De cómo el papá de Federico Salazar dejó de ser su papá por unos segundos
Serían las tres de la madrugada de un domingo común y corriente cuando un grupo de adolescentes en evidente estado de ebriedad ingresaron sigilosamente –o lo más que su condición les permitía- al domicilio de don Arturo Salazar Larraín. El hecho formaría parte de la crónica roja si no fuera porque comandaba ese pelotón de desadaptados-pero-buena-gente el propio vástago de don Arturo, Federico Salazar.
Ningún miembro de este grupo llegaba aún a la mayoría de edad. Pero todos compartían la misma sed, que no era de justicia sino de alcohol. Allí estábamos entonces, tropezando con los muebles en la oscuridad mientras Federico hurgaba entre los cajones en busca de dos ingredientes fundamentales para iniciar el ritual: tabaco y alcohol. Repentinamente, se escuchó una voz viril que desde el segundo piso preguntaba: “Federico, ¿eres tú? ¿Puedes subir un momento?” ¡La canción, don Arturo! Nuestro camarada y guía nos miró desconcertado e inició su ascenso al cadalso. Nosotros nos quedamos allí cavilando, entiéndase dormitando la borrachera.
La casa de los Salazar-Bustamante era la embajada del País de las Maravillas, un territorio en el que todos los parias del mundo encontraban refugio. Recuerdo los multitudinarios almuerzos en los que los papás de Federico y su hermano David compartían mesa con tíos y tías, primos y primas, amigos del colegio, del barrio y uno que otro político famoso o intelectual de renombre. Doña Alicia, la matriarca, tenía un estilo sereno y parco para hacerte sentir como en tu casa. La recuerdo ordenando el caos que causaba este flujo permanente de inmigrantes, murmurando algo entre dientes, con sus gruesos lentes de carey. Los mismos con los que me miraba una mañana cuando desperté en un sillón de su sala después de otra maratónica juerga, rodeado de otros jovenzuelos, y me dijo con su voz serena: “Ya está listo el desayuno…”
Don Arturo por su parte, era (es) la encarnación de un buda mundano y bonachón. Lo estoy viendo aún, con su pelo totalmente blanco (por lo que algunos faltosos le habían puesto la chapa de “Raspadilla sin Jarabe”), con la sonrisa del que está de vuelta de todo, la corbata desanudada, una mano en el bolsillo y en la otra un vaso de whisky. Nada lo perturbaba, ni siquiera cuando Seguridad del Estado vino a buscarlo para deportarlo por oponerse a la dictadura de Juan Velasco Alvarado desde el diario La Prensa y luego, desde Opinión Libre. Don Arturo veía divertido como su cachorro Federico crecía, desafiaba las reglas y se afianzaba en sus propias opiniones en contra de las paternas.

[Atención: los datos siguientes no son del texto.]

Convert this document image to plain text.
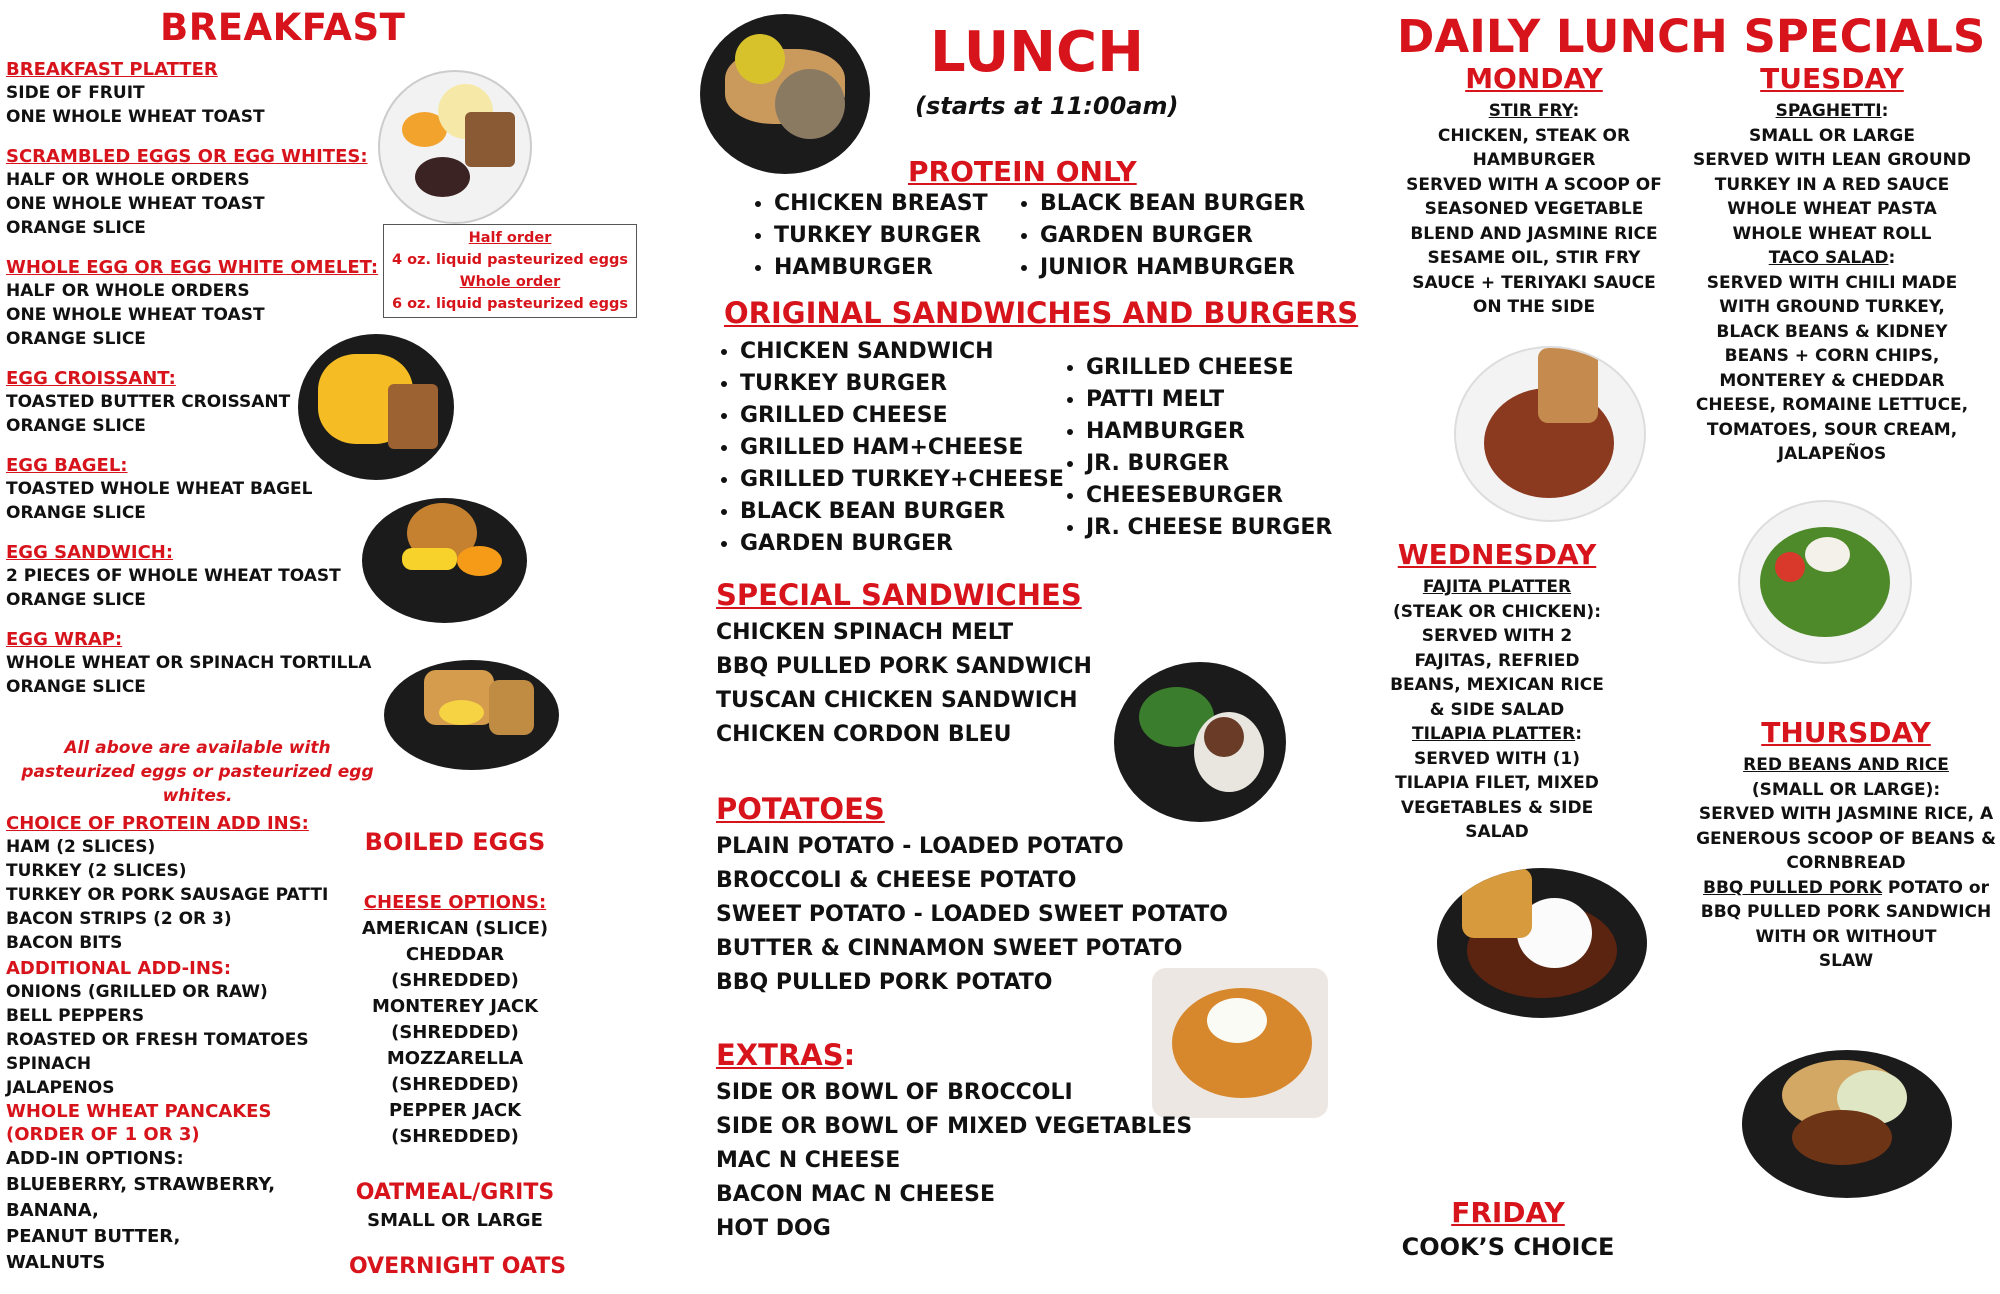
BREAKFAST
BREAKFAST PLATTER
SIDE OF FRUIT
ONE WHOLE WHEAT TOAST
SCRAMBLED EGGS OR EGG WHITES:
HALF OR WHOLE ORDERS
ONE WHOLE WHEAT TOAST
ORANGE SLICE
WHOLE EGG OR EGG WHITE OMELET:
HALF OR WHOLE ORDERS
ONE WHOLE WHEAT TOAST
ORANGE SLICE
EGG CROISSANT:
TOASTED BUTTER CROISSANT
ORANGE SLICE
EGG BAGEL:
TOASTED WHOLE WHEAT BAGEL
ORANGE SLICE
EGG SANDWICH:
2 PIECES OF WHOLE WHEAT TOAST
ORANGE SLICE
EGG WRAP:
WHOLE WHEAT OR SPINACH TORTILLA
ORANGE SLICE
All above are available with pasteurized eggs or pasteurized egg whites.
Half order
4 oz. liquid pasteurized eggs
Whole order
6 oz. liquid pasteurized eggs
CHOICE OF PROTEIN ADD INS:
HAM (2 SLICES)
TURKEY (2 SLICES)
TURKEY OR PORK SAUSAGE PATTI
BACON STRIPS (2 OR 3)
BACON BITS
ADDITIONAL ADD-INS:
ONIONS (GRILLED OR RAW)
BELL PEPPERS
ROASTED OR FRESH TOMATOES
SPINACH
JALAPENOS
WHOLE WHEAT PANCAKES
(ORDER OF 1 OR 3)
ADD-IN OPTIONS:
BLUEBERRY, STRAWBERRY,
BANANA,
PEANUT BUTTER,
WALNUTS
BOILED EGGS
CHEESE OPTIONS:
AMERICAN (SLICE)
CHEDDAR
(SHREDDED)
MONTEREY JACK
(SHREDDED)
MOZZARELLA
(SHREDDED)
PEPPER JACK
(SHREDDED)
OATMEAL/GRITS
SMALL OR LARGE
OVERNIGHT OATS
LUNCH
(starts at 11:00am)
PROTEIN ONLY
• CHICKEN BREAST
• TURKEY BURGER
• HAMBURGER
• BLACK BEAN BURGER
• GARDEN BURGER
• JUNIOR HAMBURGER
ORIGINAL SANDWICHES AND BURGERS
• CHICKEN SANDWICH
• TURKEY BURGER
• GRILLED CHEESE
• GRILLED HAM+CHEESE
• GRILLED TURKEY+CHEESE
• BLACK BEAN BURGER
• GARDEN BURGER
• GRILLED CHEESE
• PATTI MELT
• HAMBURGER
• JR. BURGER
• CHEESEBURGER
• JR. CHEESE BURGER
SPECIAL SANDWICHES
CHICKEN SPINACH MELT
BBQ PULLED PORK SANDWICH
TUSCAN CHICKEN SANDWICH
CHICKEN CORDON BLEU
POTATOES
PLAIN POTATO - LOADED POTATO
BROCCOLI & CHEESE POTATO
SWEET POTATO - LOADED SWEET POTATO
BUTTER & CINNAMON SWEET POTATO
BBQ PULLED PORK POTATO
EXTRAS:
SIDE OR BOWL OF BROCCOLI
SIDE OR BOWL OF MIXED VEGETABLES
MAC N CHEESE
BACON MAC N CHEESE
HOT DOG
DAILY LUNCH SPECIALS
MONDAY
STIR FRY:
CHICKEN, STEAK OR
HAMBURGER
SERVED WITH A SCOOP OF
SEASONED VEGETABLE
BLEND AND JASMINE RICE
SESAME OIL, STIR FRY
SAUCE + TERIYAKI SAUCE
ON THE SIDE
TUESDAY
SPAGHETTI:
SMALL OR LARGE
SERVED WITH LEAN GROUND
TURKEY IN A RED SAUCE
WHOLE WHEAT PASTA
WHOLE WHEAT ROLL
TACO SALAD:
SERVED WITH CHILI MADE
WITH GROUND TURKEY,
BLACK BEANS & KIDNEY
BEANS + CORN CHIPS,
MONTEREY & CHEDDAR
CHEESE, ROMAINE LETTUCE,
TOMATOES, SOUR CREAM,
JALAPEÑOS
WEDNESDAY
FAJITA PLATTER
(STEAK OR CHICKEN):
SERVED WITH 2
FAJITAS, REFRIED
BEANS, MEXICAN RICE
& SIDE SALAD
TILAPIA PLATTER:
SERVED WITH (1)
TILAPIA FILET, MIXED
VEGETABLES & SIDE
SALAD
THURSDAY
RED BEANS AND RICE
(SMALL OR LARGE):
SERVED WITH JASMINE RICE, A
GENEROUS SCOOP OF BEANS &
CORNBREAD
BBQ PULLED PORK POTATO or
BBQ PULLED PORK SANDWICH
WITH OR WITHOUT
SLAW
FRIDAY
COOK’S CHOICE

Yo envidiaba aquel padre divertido y canchero, bromista y siempre amistoso. El mío era severo y distante. Y a mi casa, modesta y poco amigable, casi nunca podía invitar a nadie. Por eso, cuando Federico subió por aquella escalera, pensé que el castigo era inevitable. Cinco minutos después, Federico bajaba tambaleante. Se paró al pie de la escalera, con un cartón de cigarros en una mano y una botella de whisky en la otra. De parte de su papá para todos. “Tu papá es lo máximo, es genial…” estallamos y él extendió los brazos y dijo: “Mi papá es…es…es…” y nosotros esperábamos el adjetivo sublime, excelso, glorioso con el que definiría a su padre. Entonces, mirando al vacío y tras unos segundos eternos, remató: “es..es..es… ¡ya no es mi papá!”. Y todos entendimos perfectamente lo que quiso decir.